Complicated tool environment has created unhappy customers.
Gartner estimates $14.1B in Cloud Waste in 2019. Cloud vendors are not motivated to help you reduce your Cloud spend.
Forrester Research estimates that 91% of businesses use two or more cloud platforms, increasing complexity and introducing cross-vendor management.
In a recent Forbes study, managing Cloud sprawl is a top CIO priority.
IT manager time. It is estimated that 15-20% of Cloud budget is IT time managing the Cloud with custom scripts and disconnected point solution tools.
It is very hard for an IT manager to have a single view into the size and shape of their Cloud infrastructure.
Current service management tools typically charge a % of infrastructure spend, causing costs to raise with scale and imposing a fixed percentage tax on cloud infrastructure.
Solution
The Customer gets from Vega Cloud:
Visibility into public cloud infrastructure across vendors.
Simplified scale management
Optimize cloud for efficiency.
Customers see a 40-65% savings on cloud spend when optimized through our management.
Vega Cloud consolidates Reporting and Operations into One Tool
Vega is also innovating on pricing for its management tools
Most mangement tools charge a % of cloud spend per month.
Vega charges a flat fee with flat fee add ons, resulting in a 70-90% cost reduction versus traditional management tool pricing.
Trends I am betting on
Move to Cloud accelerates. The Cloud is already upon us while expanding bandwidth and increased intelligence will pull even very complex applications into the Cloud. In 1996 I started encoding.com to transcode media files and bought a ton of servers and storage to do that. You couldn’t move the files over the internet cost-effectively. Today encoding.com is a cloud service preferred by Adobe, Warner Media, and more enabled by the expanded bandwidth. There are also cloud services with a level of intelligence that is simply not possible in a local machine. Services like GPT3, voice recognition, credit card processing, and credit scoring cannot be local and are available via an API to a cloud developer. There are more “cloud only” features and intelligence coming which will enable applications to be built which are impossible locally.
Simplicity Wins.
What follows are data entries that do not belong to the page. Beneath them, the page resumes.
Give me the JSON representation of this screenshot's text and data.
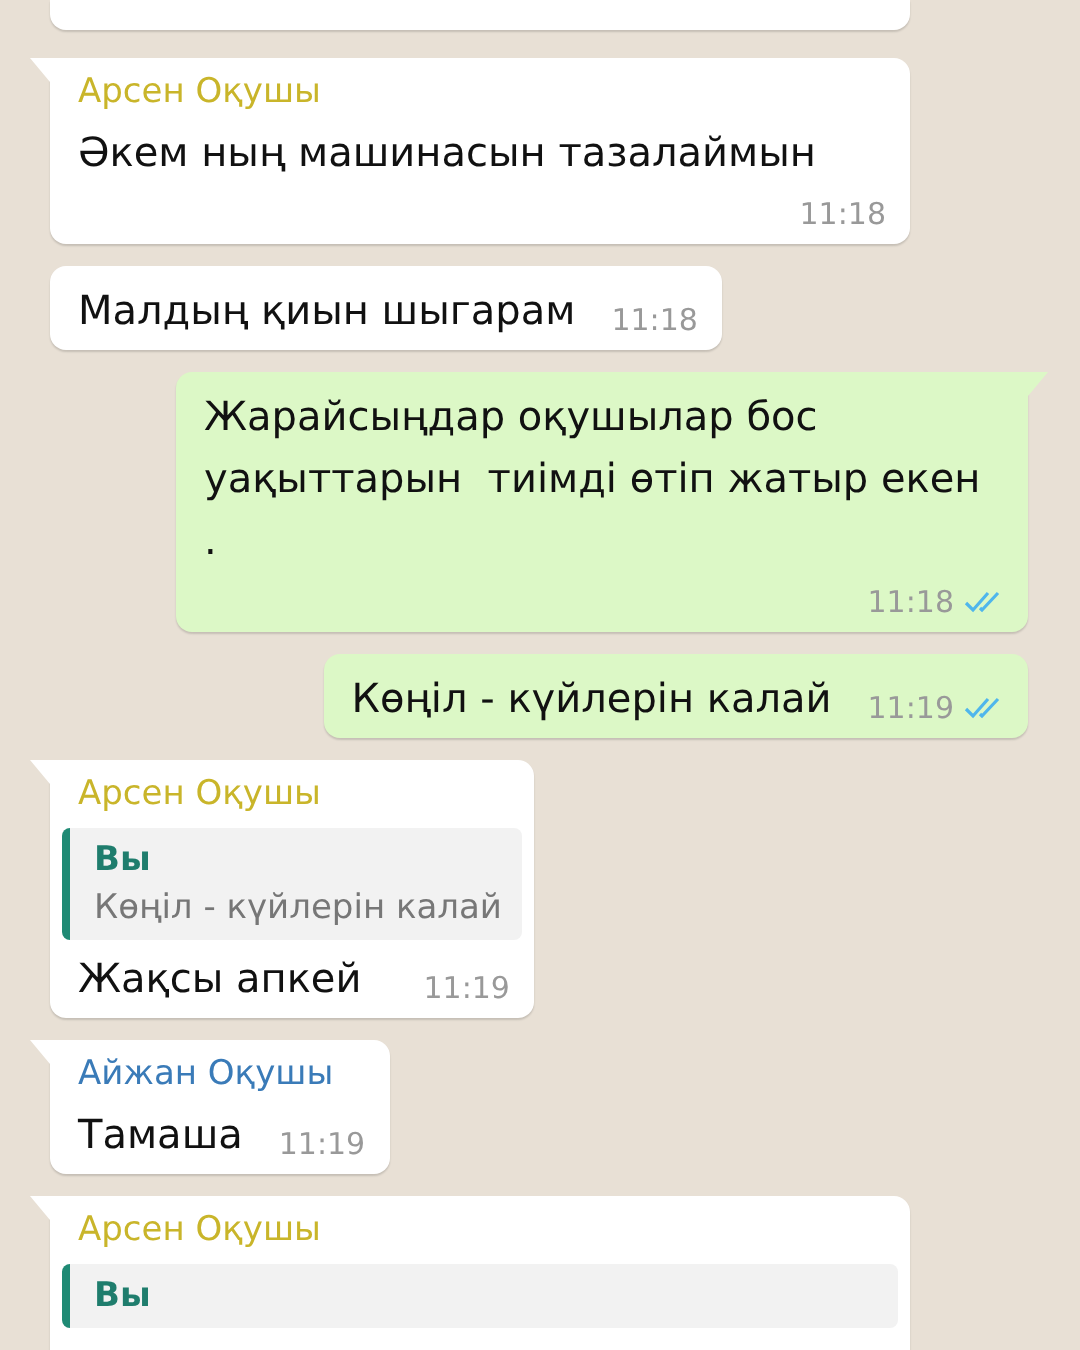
{
  "messages": [
    {
      "kind": "incoming",
      "cut": true,
      "tail": false
    },
    {
      "kind": "incoming",
      "tail": true,
      "sender": "Арсен Оқушы",
      "color": "#c9b52a",
      "text": "Әкем ның машинасын тазалаймын",
      "time": "11:18"
    },
    {
      "kind": "incoming",
      "tail": false,
      "text": "Малдың қиын шыгарам",
      "time": "11:18"
    },
    {
      "kind": "outgoing",
      "tail": true,
      "text": "Жарайсыңдар оқушылар бос уақыттарын  тиімді өтіп жатыр екен .",
      "time": "11:18",
      "read": true
    },
    {
      "kind": "outgoing",
      "tail": false,
      "text": "Көңіл - күйлерін калай",
      "time": "11:19",
      "read": true
    },
    {
      "kind": "incoming",
      "tail": true,
      "sender": "Арсен Оқушы",
      "color": "#c9b52a",
      "quote": {
        "author": "Вы",
        "text": "Көңіл - күйлерін калай"
      },
      "text": "Жақсы апкей",
      "time": "11:19"
    },
    {
      "kind": "incoming",
      "tail": true,
      "sender": "Айжан Оқушы",
      "color": "#3a7bb8",
      "text": "Тамаша",
      "time": "11:19"
    },
    {
      "kind": "incoming",
      "tail": true,
      "sender": "Арсен Оқушы",
      "color": "#c9b52a",
      "quote": {
        "author": "Вы"
      },
      "wide": true
    }
  ]
}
Every technology that achieves mass adoption follows a similar pattern from complexity to simplification usually starting with developers and eventually reaching everyone by having the complexity hidden. V1.0 of the cloud is very infrastructure and developer-focused. Amazon wrote the first cloud services for their own use, for their own developers. Then they shared with other developers and Microsoft, Google, and the rest started serving the developer community with their own APIs. Cloud 2.0 is companies like SnowFlake building applications on top of the infrastructure that make deployment and management easier. Cloud 2.0 is about simplicity and expanding the market outside hard core developers. Vega is delivering simplicity for IT managers, finance and operations staff tasked with cloud management. The move to cloud simplification is well under way and will continue.
Vendors don’t want costs managed. One of my pet peeves with any vendor who charges by the hour to fix something for me is that there is an inherent conflict between their business model and mine. I want to solve the problem as cheaply as possible, they want to make as much money as possible, which often means taking their time even when it is not necessary. Lawyers are the worst at this (don’t get me started). This inherent business model conflict is on steroids in the Cloud with estimates of “cloud waste” being billions of revenue to the cloud vendors. While there is competition on cost per cloud unit (compute, storage, bandwidth, etc.) the vendors want you to consume as much as possible. Companies like Vega can give users a level of management the vendors will never provide on their own, especially across vendors.